Além disso, durante uma videoconferência com parlamentares do DEM, o ministro da Economia, Paulo Guedes, afirmou que o projeto de reforma tributária do governo deverá ser enviado ao Congresso em 30 ou 40 dias e estimou que a crise provocada pelo coronavírus poderá ter duração de três ou quatro meses. Durante uma live com líderes varejistas, Guedes afirmou ainda que o governo deseja implementar a linha do BNDES para oferecer crédito a empresas que faturam até R$ 300 milhões e citou a possibilidade de implementação de uma espécie de “passaporte de imunidade” no Brasil, para que pessoas que tenham imunidade ao vírus possam voltar a trabalhar normalmente quando houver reabertura econômica.

Na política, a semana se inicia com a expectativa de avanço em votações no Congresso. Os deputados aprovaram na sexta à noite a PEC do Orçamento de Guerra e do Banco Central, que começa agora a tramitar no Senado. Na Câmara, há expectativa de discussão em torno do Plano Mansueto, que presta socorro aos Estados.

Mais uma vez, há ruído na relação do presidente Jair Bolsonaro com seus ministros.

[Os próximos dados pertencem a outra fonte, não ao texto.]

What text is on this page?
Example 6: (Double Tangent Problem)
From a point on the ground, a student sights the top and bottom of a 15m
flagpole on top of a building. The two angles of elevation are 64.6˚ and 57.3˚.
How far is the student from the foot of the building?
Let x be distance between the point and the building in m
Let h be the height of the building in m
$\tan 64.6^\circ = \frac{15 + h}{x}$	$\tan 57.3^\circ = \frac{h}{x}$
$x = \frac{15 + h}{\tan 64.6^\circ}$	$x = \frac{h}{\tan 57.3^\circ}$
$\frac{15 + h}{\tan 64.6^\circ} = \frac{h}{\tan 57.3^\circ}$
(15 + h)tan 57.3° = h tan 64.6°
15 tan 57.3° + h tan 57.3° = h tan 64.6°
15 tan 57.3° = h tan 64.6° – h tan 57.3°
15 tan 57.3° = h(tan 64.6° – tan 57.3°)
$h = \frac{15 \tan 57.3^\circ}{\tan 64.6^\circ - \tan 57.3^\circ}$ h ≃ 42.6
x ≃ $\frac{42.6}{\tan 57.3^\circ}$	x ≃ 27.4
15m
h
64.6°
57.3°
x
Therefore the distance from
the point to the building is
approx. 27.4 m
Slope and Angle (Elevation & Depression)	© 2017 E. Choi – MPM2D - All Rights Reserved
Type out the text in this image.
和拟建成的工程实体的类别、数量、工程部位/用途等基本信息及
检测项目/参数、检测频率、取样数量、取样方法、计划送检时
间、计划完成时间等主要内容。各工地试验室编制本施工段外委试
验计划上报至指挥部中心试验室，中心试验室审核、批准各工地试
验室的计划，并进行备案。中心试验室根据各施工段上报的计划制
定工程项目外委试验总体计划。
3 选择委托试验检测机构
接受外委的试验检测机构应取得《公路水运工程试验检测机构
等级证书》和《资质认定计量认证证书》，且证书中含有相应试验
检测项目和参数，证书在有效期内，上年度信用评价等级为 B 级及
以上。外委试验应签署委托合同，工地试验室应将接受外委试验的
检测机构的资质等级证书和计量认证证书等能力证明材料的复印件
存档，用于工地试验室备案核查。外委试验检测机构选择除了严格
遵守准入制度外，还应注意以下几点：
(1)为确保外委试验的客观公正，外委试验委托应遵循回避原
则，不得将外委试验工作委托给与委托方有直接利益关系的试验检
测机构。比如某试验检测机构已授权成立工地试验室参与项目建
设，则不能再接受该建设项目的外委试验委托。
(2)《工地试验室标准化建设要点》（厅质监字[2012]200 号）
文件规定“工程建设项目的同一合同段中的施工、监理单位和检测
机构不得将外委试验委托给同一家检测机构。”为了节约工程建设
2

Em entrevista no domingo, ele afirmou que integrantes do governo “viraram estrelas” e que não tem medo de “usar a caneta” para demiti-los se for o caso. E há novo ruído com a China, depois de o ministro da Educação postar mensagem em que usa o Cebolinha, da embaixada da China no Brasil.

Por fim, na última sexta-feira, a Gerdau anunciou o encerramento de várias operações em suas unidades de negócios em abril, com menor demanda seguindo impactos do Covid-19. No curto prazo, esperamos pressão nas ações das siderúrgicas no Brasil. Porém, mantemos recomendação de compra na Gerdau (preço-alvo de R$13,00/ação), com visão positiva para o longo prazo.